Am 12.06.2013 05:25, schrieb Jeroen De Dauw:
> Hey,
> You raise some good questions.
> 
>     * why do we need the setOptions() method? Shouldn't the validator be fully
>     configured in the constructor?
> 
> 
> We certainly do not need it. The question is why the interface has it. Looking
> at current usage, I see no valid reason to have it, as the users are following
> poor design practices.


I suggest to deprecate it, then.

>     * why are errors collected in a member? I would expect a validator to be
>     stateless and reusable.
>     * why do we need the Result object? Can't we just throw an exception? The 
> "value
>     with warnings" use case for MediaWiki's status object doesn't seem to 
> apply
>     here.
> 
> 
> If there is a result object, having a field that contains state for that is
> perfectly reasonable, and in this case IMO preferred (note how this state is 
> not
> exposed outside of the class).

I strongly disagree. Making the validator stateful is asking for trouble. In
order to re-use it, you have to re-set it. And if you happen to re-use it when
recursively validating a data structure, your state gets messed up.

Collecting the state in a member means using a member to pass information
between function scopes. That is a very bad idea.

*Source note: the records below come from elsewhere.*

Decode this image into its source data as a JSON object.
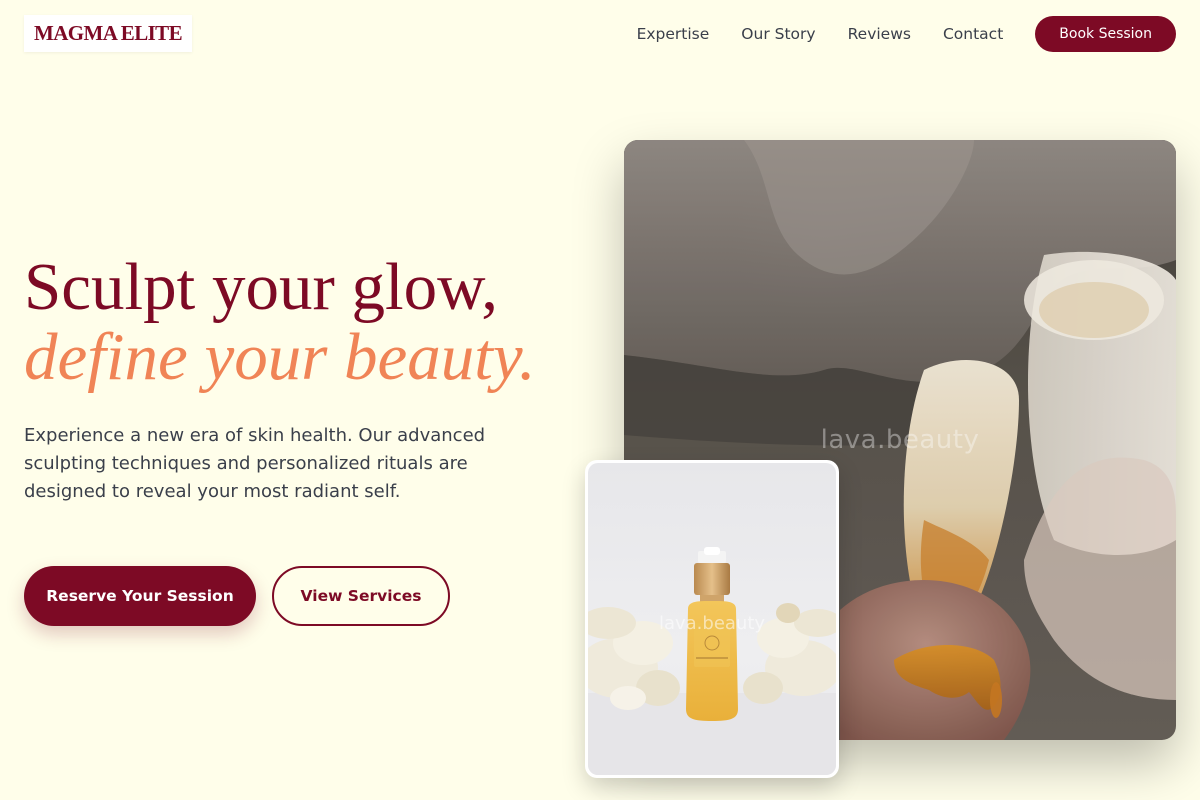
{
  "brand": {
    "logo_text": "MAGMA ELITE"
  },
  "nav": {
    "items": [
      {
        "label": "Expertise"
      },
      {
        "label": "Our Story"
      },
      {
        "label": "Reviews"
      },
      {
        "label": "Contact"
      }
    ],
    "cta_label": "Book Session"
  },
  "hero": {
    "headline_line1": "Sculpt your glow,",
    "headline_line2": "define your beauty.",
    "description": "Experience a new era of skin health. Our advanced sculpting techniques and personalized rituals are designed to reveal your most radiant self.",
    "primary_button": "Reserve Your Session",
    "secondary_button": "View Services"
  },
  "images": {
    "main_watermark": "lava.beauty",
    "product_watermark": "lava.beauty"
  },
  "colors": {
    "background": "#fffeea",
    "brand_primary": "#7d0a25",
    "accent_orange": "#f08456",
    "body_text": "#3a3f4a"
  }
}
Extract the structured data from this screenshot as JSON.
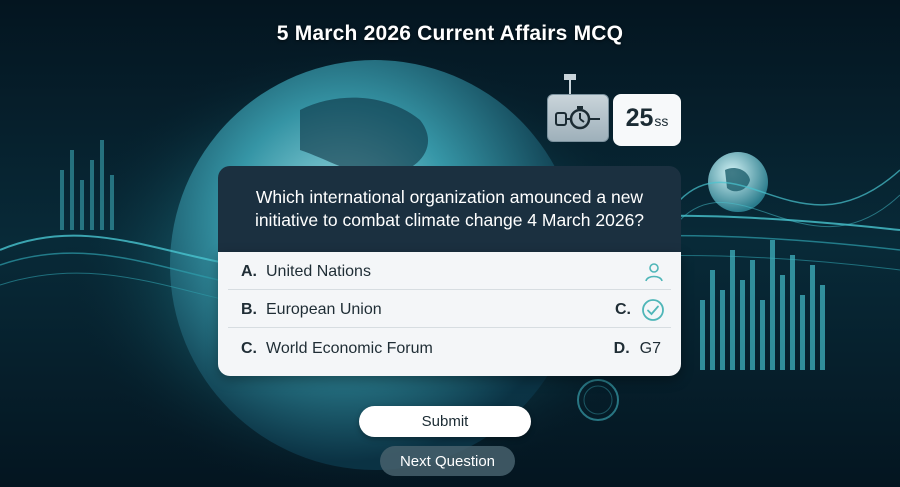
{
  "title": "5 March 2026 Current Affairs MCQ",
  "timer": {
    "value": "25",
    "unit": "ss",
    "icon": "stopwatch-icon"
  },
  "question": {
    "line1": "Which international organization amounced a new",
    "line2": "initiative to combat climate change 4 March 2026?"
  },
  "options": [
    {
      "letter": "A.",
      "text": "United Nations",
      "right_icon": "person-icon"
    },
    {
      "letter": "B.",
      "text": "European Union",
      "right_letter": "C.",
      "right_icon": "check-circle-icon"
    },
    {
      "letter": "C.",
      "text": "World Economic Forum",
      "right_letter": "D.",
      "right_text": "G7"
    }
  ],
  "buttons": {
    "submit": "Submit",
    "next": "Next Question"
  },
  "colors": {
    "background": "#051a26",
    "question_bg": "#1b3040",
    "accent": "#4fb6b8",
    "options_bg": "#f4f6f8"
  }
}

It would be different if the validator was it's own result object, that is, if
for every validation, you'd create a new validator instance, use it on the data,
and in the end as the validator itself if it's in the OK state. When conflating
the validator with the result that way, the validator would be stateful, and
should have such a member variable.

> I know I've been shouting "use Exceptions rather then returning null/false or
> potentially invalid objects" lately; this is a good example of why one should
> not apply such a "rule" blindly, as it does not apply everywhere. Exceptions
> should not be used to implement control flow for expected situations. If one 
> has
> a simple isValid method, returning a boolean makes perfect sense. Returning
> true, or throwing an exception would be wrong. In case of the ValueValidators
> just returning a boolean would not be expressive enough, as the information of
> which checks (note the plural here) failed is desired, so the user can be
> informed of why the value did not pass validation.

I have no strong feelings about this. I think an exception would be the easiest
and cleanest solution, but perhaps not the nicest and most powerful.

The advantage of a result object is that it can collect and report multiple 
issues.

The disadvantage is your validators can not "stack": e.g. with exceptions, the
first validator could check that $x is a string, and the second validator could
check that $x matches some regular expression. If you try to collect all
outcomes of all validators, the second one in this example with cause a warning
or runtime exception if $x is not a string.

Also, reporting multiple errors at once is often not easy to do in a meaningful
way, but that's just a UI issue.

Apropos... how can we internationalize the errors reported by validators? Should
errors use well defined string keys? Or do we inject some kind of error factory?
After all, validation failures often result from user interaction, and thus
should be reported in a human-friendly form.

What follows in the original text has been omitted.